Die Seminardauer fehlt, meinte
Anatoli. Zweiundsiebzig akademische Stunden.
Kein Problem, schreibe ich dazu,
erwiderte ich und wurde dann kurz stutzig: Zweiundsiebzig? Montag und Dienstag
zwölf, Mittwoch und Donnerstag nochmal zwölf, sind gleich vierundzwanzig,
zählte ich vor und sah ihn fragend an.
Die häusliche Vor- und
Nachbereitung kommt doch dazu, sagte Anatoli. Das rechnen wir immer so.
Ich blickte ihn schweigend an und
dachte mir meinen Teil.
Na gut, dann schreibst du
sechsunddreißig, hörte ich ihn sagen und spürte seine Hand freundschaftlich auf
meine Schulter klopfen. Wir verstehen uns doch, ich weiß, du bist flexibel und
wir finden immer eine Lösung. Und schon war er wieder draußen.

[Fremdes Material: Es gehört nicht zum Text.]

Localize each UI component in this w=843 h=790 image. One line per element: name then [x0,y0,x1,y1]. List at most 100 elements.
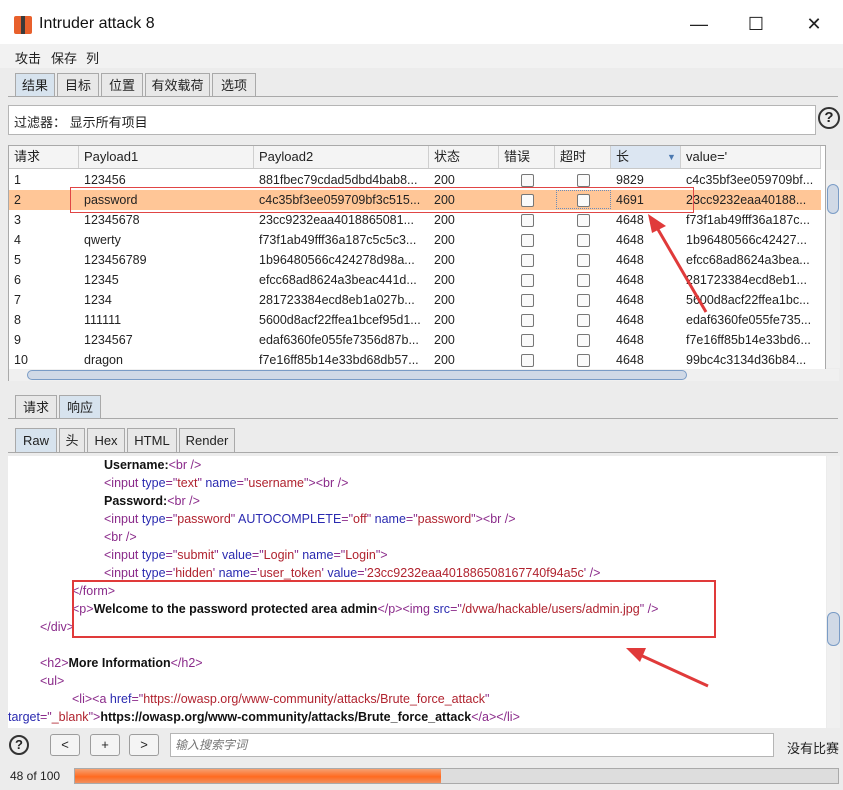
code-vertical-scrollbar[interactable] [827,456,840,728]
column-payload2[interactable]: Payload2 [254,146,429,168]
table-cell-id: 9 [14,333,21,347]
table-cell-id: 4 [14,233,21,247]
scroll-thumb[interactable] [27,370,687,380]
add-button[interactable]: + [90,734,120,756]
previous-button[interactable]: < [50,734,80,756]
error-checkbox[interactable] [521,174,534,187]
table-cell-p1: 1234 [84,293,112,307]
progress-fill [75,769,441,783]
tab-html[interactable]: HTML [127,428,177,452]
column-payload1[interactable]: Payload1 [79,146,254,168]
table-cell-p2: 1b96480566c424278d98a... [259,253,415,267]
code-line: Password:<br /> [104,494,200,508]
table-cell-len: 4648 [616,213,644,227]
table-cell-p1: 1234567 [84,333,133,347]
close-button[interactable]: ✕ [797,12,831,36]
error-checkbox[interactable] [521,334,534,347]
menu-bar [0,44,843,68]
tab-positions[interactable]: 位置 [101,73,143,97]
table-cell-id: 1 [14,173,21,187]
timeout-checkbox[interactable] [577,274,590,287]
filter-label: 过滤器： [14,115,67,130]
table-cell-p2: 281723384ecd8eb1a027b... [259,293,415,307]
column-length[interactable]: 长 ▼ [611,146,681,168]
table-cell-value: efcc68ad8624a3bea... [686,253,810,267]
tab-divider [8,418,838,419]
scroll-thumb[interactable] [827,612,840,646]
table-cell-p2: f7e16ff85b14e33bd68db57... [259,353,419,367]
minimize-button[interactable]: — [682,12,716,36]
timeout-checkbox[interactable] [577,354,590,367]
column-value[interactable]: value=' [681,146,821,168]
table-cell-len: 4648 [616,293,644,307]
table-cell-value: 5600d8acf22ffea1bc... [686,293,810,307]
error-checkbox[interactable] [521,274,534,287]
timeout-checkbox[interactable] [577,234,590,247]
table-cell-p2: efcc68ad8624a3beac441d... [259,273,417,287]
help-icon[interactable]: ? [9,735,29,755]
search-input[interactable] [170,733,774,757]
tab-payloads[interactable]: 有效载荷 [145,73,210,97]
timeout-checkbox[interactable] [577,174,590,187]
table-cell-status: 200 [434,293,455,307]
tab-divider [8,96,838,97]
timeout-checkbox[interactable] [577,294,590,307]
timeout-checkbox[interactable] [577,334,590,347]
error-checkbox[interactable] [521,254,534,267]
error-checkbox[interactable] [521,214,534,227]
error-checkbox[interactable] [521,294,534,307]
column-error[interactable]: 错误 [499,146,555,168]
timeout-checkbox[interactable] [577,254,590,267]
tab-request[interactable]: 请求 [15,395,57,419]
tab-hex[interactable]: Hex [87,428,125,452]
table-cell-value: f7e16ff85b14e33bd6... [686,333,811,347]
table-cell-id: 2 [14,193,21,207]
code-line: <input type="password" AUTOCOMPLETE="off… [104,512,516,526]
error-checkbox[interactable] [521,234,534,247]
table-cell-value: 1b96480566c42427... [686,233,807,247]
menu-columns[interactable]: 列 [86,48,99,67]
table-cell-status: 200 [434,333,455,347]
code-line: <ul> [40,674,65,688]
table-cell-len: 4648 [616,313,644,327]
table-cell-value: edaf6360fe055fe735... [686,313,812,327]
tab-results[interactable]: 结果 [15,73,55,97]
table-vertical-scrollbar[interactable] [826,170,840,368]
column-timeout[interactable]: 超时 [555,146,611,168]
error-checkbox[interactable] [521,354,534,367]
table-cell-status: 200 [434,353,455,367]
code-line: <br /> [104,530,137,544]
table-cell-value: c4c35bf3ee059709bf... [686,173,814,187]
tab-response[interactable]: 响应 [59,395,101,419]
timeout-checkbox[interactable] [577,214,590,227]
error-checkbox[interactable] [521,314,534,327]
table-cell-p1: qwerty [84,233,121,247]
tab-options[interactable]: 选项 [212,73,256,97]
code-line: <h2>More Information</h2> [40,656,203,670]
table-horizontal-scrollbar[interactable] [9,369,839,381]
next-button[interactable]: > [129,734,159,756]
code-line: Username:<br /> [104,458,202,472]
table-cell-id: 7 [14,293,21,307]
scroll-thumb[interactable] [827,184,839,214]
window-title: Intruder attack 8 [39,15,155,32]
code-line: <input type="submit" value="Login" name=… [104,548,388,562]
tab-target[interactable]: 目标 [57,73,99,97]
tab-headers[interactable]: 头 [59,428,85,452]
table-cell-len: 4648 [616,353,644,367]
column-status[interactable]: 状态 [429,146,499,168]
menu-save[interactable]: 保存 [51,48,77,67]
maximize-button[interactable]: ☐ [739,12,773,36]
table-cell-p2: 23cc9232eaa4018865081... [259,213,415,227]
table-cell-value: f73f1ab49fff36a187c... [686,213,810,227]
column-request[interactable]: 请求 [9,146,79,168]
timeout-checkbox[interactable] [577,314,590,327]
menu-attack[interactable]: 攻击 [15,48,41,67]
table-cell-id: 5 [14,253,21,267]
tab-raw[interactable]: Raw [15,428,57,452]
help-icon[interactable]: ? [818,107,840,129]
filter-text: 过滤器： 显示所有项目 [14,112,148,131]
code-line: target="_blank">https://owasp.org/www-co… [8,710,520,724]
tab-render[interactable]: Render [179,428,235,452]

So entstehen also Zahlen auf
russischen Dokumenten. Aber was können die armen Lehrkräfte dafür, dass ihnen
irgendein Ministerium eine utopisch große Weiterbildungs-Stundenmenge
vorschreibt? Wenn das ganze System sinnlos ist, kann nicht an einer Stelle auf
einmal ein Deutscher sitzen und alles korrekt machen wollen.-
Mein Chor ist zurzeit in einem
kläglichen Zustand. Nur wenige Studenten kommen regelmäßig zur Probe, jedesmal
tauchen neue auf und andere, auf die ich schon glaubte mich verlassen zu
können, verschwinden. Mein Versuch, „Die Gedanken sind frei“ mehrstimmig oder
wenigstens zweistimmig zu singen – ein deutsches Volkslied mit interessantem,
für Deutschlerner sehr nützlichem Text – scheiterte leider. Niemand konnte sich
eine zweite Stimme merken. Überhaupt ist es schwer, Stücke in Original-Tonhöhe
zu singen. Die Frauen kommen nicht so hoch, aber wenn ich die Melodie tiefer
nehme, kann ich zur Unterstützung nicht mit dem Klavier mitspielen.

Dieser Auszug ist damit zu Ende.